The Obama daughters, meanwhile, have entered adolescence under the unwritten but fully understood Chelsea Accord, which keeps the news media at a safe distance; what little we know about them comes from their parents, who emphasize discipline, homework, balanced diets and rationed WiFi. As a result of this careful image-tending, we’ve seen Barack Obama have more spontaneous and even comedic fun with other people’s children — such as that recent photo of him goofing around with a young visitor dressed as Spider-Man.
“1600 Penn,” which premieres Thursday night (viewers got a sneak peek at the pilot episode in December), isn’t all that bad as a vicarious and over-the-top riff on what it’s not like to live in the White House. Such parodies include everything from “That’s My Bush!” to “Dave” to a hundred “Saturday Night Live” sketches. This all goes back at least as far as Vaughn Meader’s “First Family,” a Kennedy-esque comedy routine and best-selling record album that came to a swift halt after the 1963 assassination.
Here, there’s no danger of a partisan storyline or any resemblance to the current administration — even if one of the writer/producers, Jon Lovett, is a former Obama speechwriter.
Bill Pullman stars as President Dale Gilchrist, a taciturn commander-in-chief who is not far off in demeanor from the alien-fighting POTUS that Pullman played years ago in “Independence Day.” Jenna Elfman — terrific in her “Dharma & Greg” years and still sorely in need of worthier material — plays the president’s newish, younger wife, Emily.
She’s a first lady who must prove herself not only to her stepchildren but also to a skeptical nation. At a photo-op with schoolchildren, one child asks the first lady if she’s a trophy wife; later she has a showdown with the chief of protocol. “I’m tired of the passive-aggressive history lessons,” Emily snaps. “ ‘Jackie Kennedy did this’ and ‘Dolley Madison did that!’ Guess what — on Dolley’s watch, this place burned to the ground.”

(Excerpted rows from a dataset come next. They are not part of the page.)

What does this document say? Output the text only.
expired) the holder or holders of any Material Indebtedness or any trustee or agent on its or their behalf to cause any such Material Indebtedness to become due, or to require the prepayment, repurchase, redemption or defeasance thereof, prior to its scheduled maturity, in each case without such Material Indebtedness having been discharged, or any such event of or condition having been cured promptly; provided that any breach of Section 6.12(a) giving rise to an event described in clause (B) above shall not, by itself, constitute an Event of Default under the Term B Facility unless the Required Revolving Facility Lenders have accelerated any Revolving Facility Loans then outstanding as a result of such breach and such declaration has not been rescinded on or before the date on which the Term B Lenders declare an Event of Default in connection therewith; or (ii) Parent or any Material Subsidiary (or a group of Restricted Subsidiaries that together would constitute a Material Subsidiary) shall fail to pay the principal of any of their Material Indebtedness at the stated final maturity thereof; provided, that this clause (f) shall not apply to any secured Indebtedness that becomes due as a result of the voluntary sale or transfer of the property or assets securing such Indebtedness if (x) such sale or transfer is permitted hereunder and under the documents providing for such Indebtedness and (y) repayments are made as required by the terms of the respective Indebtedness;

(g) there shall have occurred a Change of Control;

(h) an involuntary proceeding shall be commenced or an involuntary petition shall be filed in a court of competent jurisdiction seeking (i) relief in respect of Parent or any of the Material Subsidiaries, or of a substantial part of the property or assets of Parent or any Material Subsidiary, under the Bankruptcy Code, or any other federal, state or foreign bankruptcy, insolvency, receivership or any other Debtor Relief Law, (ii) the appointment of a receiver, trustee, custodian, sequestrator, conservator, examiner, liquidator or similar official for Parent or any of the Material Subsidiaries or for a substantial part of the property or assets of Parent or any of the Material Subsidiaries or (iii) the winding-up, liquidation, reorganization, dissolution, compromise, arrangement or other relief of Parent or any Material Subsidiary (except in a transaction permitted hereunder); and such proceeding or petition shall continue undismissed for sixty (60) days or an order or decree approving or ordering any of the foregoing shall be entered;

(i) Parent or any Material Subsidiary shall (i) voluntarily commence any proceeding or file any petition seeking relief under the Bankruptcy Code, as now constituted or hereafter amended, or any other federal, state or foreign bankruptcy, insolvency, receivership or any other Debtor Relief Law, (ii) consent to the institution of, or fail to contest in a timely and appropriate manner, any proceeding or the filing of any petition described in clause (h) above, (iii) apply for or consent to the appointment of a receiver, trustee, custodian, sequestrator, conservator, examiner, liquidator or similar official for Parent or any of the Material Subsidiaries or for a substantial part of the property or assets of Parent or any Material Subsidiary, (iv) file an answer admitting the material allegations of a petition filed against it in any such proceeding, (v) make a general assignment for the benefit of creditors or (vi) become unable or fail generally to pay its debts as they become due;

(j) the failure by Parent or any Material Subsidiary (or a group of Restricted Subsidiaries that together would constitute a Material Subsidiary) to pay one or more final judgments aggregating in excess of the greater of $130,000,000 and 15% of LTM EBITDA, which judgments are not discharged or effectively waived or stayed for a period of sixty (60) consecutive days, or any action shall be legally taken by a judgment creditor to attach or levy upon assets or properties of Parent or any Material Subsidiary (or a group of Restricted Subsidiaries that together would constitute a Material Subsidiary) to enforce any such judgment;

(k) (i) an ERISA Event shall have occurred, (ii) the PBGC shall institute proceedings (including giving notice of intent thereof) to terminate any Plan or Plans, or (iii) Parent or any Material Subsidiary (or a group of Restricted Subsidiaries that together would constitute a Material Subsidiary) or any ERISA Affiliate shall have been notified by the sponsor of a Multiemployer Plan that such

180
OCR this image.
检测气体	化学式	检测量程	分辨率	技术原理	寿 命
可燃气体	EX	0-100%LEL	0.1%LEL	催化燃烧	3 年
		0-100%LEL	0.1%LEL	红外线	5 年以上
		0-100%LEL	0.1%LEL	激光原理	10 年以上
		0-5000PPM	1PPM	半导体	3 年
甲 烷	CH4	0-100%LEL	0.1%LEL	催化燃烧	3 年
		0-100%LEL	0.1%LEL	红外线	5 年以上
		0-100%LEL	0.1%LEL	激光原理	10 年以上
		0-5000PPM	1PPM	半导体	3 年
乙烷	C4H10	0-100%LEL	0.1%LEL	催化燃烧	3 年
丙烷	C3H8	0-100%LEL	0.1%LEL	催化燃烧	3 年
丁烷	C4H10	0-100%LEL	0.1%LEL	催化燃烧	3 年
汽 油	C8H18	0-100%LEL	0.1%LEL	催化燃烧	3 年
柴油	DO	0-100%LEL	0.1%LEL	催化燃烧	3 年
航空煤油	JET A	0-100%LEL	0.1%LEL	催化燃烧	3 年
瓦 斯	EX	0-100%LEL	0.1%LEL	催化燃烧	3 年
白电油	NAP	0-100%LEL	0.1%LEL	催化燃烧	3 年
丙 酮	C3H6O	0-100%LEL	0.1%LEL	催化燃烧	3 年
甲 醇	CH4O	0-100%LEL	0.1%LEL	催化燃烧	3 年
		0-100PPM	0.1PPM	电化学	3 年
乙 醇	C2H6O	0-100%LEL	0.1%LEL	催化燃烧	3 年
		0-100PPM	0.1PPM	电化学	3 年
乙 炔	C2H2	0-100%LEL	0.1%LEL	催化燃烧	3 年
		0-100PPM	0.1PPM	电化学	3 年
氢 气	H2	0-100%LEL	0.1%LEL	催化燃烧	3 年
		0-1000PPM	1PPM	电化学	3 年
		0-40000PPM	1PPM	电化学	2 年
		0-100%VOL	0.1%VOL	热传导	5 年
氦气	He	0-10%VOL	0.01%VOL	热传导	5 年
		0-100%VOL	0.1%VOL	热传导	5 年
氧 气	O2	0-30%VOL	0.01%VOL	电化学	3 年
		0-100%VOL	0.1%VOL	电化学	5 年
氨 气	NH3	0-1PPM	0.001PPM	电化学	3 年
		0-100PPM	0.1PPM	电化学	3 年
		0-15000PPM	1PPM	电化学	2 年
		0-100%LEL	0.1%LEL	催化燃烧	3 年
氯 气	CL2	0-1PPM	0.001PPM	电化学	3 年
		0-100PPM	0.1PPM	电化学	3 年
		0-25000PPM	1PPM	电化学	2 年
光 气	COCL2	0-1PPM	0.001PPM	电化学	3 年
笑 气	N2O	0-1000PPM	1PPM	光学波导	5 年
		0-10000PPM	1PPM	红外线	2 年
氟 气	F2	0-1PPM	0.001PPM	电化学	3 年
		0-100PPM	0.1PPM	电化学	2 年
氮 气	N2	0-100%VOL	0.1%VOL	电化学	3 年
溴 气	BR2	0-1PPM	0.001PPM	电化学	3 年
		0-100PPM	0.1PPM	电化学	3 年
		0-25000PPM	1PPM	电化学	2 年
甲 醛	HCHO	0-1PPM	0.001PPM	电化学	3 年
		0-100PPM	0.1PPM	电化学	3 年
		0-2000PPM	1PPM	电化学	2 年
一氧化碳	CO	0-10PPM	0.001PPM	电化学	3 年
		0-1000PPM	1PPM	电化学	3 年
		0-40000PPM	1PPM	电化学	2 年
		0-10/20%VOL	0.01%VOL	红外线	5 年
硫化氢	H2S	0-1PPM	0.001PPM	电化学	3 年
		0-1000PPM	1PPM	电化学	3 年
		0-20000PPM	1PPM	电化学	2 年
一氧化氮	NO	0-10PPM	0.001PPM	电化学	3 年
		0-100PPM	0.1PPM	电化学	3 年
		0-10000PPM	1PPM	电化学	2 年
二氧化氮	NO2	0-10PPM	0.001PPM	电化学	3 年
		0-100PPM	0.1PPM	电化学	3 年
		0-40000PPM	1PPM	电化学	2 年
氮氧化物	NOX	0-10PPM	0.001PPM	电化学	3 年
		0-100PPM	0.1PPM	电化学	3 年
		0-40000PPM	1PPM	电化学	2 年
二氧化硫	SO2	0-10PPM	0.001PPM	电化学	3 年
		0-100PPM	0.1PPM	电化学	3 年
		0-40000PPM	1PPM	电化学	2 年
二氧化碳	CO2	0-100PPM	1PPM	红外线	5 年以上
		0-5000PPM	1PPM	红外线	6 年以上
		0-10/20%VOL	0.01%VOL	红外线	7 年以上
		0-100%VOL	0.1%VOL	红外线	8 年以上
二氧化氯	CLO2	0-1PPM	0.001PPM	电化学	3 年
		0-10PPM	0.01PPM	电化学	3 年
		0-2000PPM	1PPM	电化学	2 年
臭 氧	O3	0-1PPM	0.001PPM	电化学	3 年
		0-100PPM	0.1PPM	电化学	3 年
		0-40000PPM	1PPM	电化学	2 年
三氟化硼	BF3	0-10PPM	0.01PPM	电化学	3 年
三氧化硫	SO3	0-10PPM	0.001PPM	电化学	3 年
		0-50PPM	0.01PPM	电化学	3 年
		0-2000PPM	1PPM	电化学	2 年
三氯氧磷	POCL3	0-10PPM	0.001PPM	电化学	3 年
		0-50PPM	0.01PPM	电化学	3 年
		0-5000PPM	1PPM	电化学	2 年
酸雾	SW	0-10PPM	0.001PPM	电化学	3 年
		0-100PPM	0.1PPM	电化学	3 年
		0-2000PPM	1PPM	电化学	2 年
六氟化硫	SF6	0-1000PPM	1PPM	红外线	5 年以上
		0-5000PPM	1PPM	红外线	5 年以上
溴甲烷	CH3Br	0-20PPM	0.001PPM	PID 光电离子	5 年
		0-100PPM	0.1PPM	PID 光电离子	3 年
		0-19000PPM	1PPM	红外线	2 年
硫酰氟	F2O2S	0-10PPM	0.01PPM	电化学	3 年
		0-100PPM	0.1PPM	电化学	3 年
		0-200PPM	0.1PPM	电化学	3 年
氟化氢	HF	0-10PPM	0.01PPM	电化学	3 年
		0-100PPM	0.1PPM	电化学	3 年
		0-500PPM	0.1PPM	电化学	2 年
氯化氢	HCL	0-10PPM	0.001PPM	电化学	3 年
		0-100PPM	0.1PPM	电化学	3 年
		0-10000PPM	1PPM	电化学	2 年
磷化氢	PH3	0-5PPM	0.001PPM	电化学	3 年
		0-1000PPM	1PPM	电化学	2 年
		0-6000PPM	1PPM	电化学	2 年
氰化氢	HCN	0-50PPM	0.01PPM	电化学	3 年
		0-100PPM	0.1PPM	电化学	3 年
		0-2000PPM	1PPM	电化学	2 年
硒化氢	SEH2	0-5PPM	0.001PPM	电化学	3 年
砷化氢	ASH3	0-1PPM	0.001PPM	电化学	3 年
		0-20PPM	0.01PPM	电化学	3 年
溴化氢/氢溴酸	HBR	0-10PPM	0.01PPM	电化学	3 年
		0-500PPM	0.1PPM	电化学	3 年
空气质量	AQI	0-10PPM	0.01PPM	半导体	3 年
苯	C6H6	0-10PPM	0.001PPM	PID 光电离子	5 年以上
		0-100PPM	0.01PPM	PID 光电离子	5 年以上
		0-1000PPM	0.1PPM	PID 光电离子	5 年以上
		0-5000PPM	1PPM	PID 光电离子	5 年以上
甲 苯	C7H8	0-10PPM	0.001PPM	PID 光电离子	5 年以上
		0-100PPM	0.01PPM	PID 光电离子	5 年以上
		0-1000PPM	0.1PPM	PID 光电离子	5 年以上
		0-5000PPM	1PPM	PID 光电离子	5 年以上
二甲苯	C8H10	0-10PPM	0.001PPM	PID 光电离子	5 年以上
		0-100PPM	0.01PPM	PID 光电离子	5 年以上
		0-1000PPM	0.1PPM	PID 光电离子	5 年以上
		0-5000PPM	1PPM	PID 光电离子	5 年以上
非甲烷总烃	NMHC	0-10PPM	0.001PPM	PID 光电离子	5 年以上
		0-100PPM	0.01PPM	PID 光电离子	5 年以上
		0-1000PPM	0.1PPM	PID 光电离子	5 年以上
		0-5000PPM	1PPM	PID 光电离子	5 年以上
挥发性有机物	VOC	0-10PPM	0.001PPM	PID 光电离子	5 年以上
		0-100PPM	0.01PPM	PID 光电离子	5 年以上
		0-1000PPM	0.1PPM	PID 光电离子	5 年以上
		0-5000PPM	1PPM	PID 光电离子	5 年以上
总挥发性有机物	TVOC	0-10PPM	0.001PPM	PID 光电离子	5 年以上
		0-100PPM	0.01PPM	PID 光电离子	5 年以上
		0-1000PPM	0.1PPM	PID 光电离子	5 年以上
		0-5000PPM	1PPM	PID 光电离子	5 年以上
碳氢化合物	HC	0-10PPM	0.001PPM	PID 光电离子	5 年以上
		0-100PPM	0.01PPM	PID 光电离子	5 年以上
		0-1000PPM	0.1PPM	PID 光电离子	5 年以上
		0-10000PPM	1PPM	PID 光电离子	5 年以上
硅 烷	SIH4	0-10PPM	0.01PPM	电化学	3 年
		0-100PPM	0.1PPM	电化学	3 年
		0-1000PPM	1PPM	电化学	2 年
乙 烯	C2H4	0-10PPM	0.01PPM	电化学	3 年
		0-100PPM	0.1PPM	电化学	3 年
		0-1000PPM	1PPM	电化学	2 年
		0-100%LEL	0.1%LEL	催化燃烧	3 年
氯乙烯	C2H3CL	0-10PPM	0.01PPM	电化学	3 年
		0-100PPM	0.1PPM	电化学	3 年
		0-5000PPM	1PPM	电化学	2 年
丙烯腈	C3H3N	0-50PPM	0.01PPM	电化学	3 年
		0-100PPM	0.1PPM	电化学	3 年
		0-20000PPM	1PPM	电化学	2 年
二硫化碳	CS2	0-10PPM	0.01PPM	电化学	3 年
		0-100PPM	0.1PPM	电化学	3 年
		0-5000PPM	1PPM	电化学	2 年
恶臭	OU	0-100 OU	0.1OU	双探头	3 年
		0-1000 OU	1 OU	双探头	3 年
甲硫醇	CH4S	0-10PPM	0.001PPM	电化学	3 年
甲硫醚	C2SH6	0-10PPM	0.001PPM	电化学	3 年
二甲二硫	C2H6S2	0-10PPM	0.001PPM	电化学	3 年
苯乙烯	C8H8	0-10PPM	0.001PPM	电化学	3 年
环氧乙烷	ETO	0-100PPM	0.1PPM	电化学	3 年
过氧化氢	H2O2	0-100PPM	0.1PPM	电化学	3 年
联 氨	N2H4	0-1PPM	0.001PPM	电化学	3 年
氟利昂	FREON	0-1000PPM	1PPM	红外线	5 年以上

Skip, the eldest of the four Gilchrist children, is a lovably hapless oaf played by Josh Gad. He is summoned home to the White House after one too many mishaps in his seventh lackluster year of college. The show immediately invests too much of its energy on Gad’s narrow performance, in which he delivers nearly all his laugh lines in a Jim Gaffigan-style stage whisper. Skip’s doofus demeanor is funny for about two scenes in the pilot, but it begins to shred apart by the third episode. This may be an irreparable situation, since Gad is also an executive producer.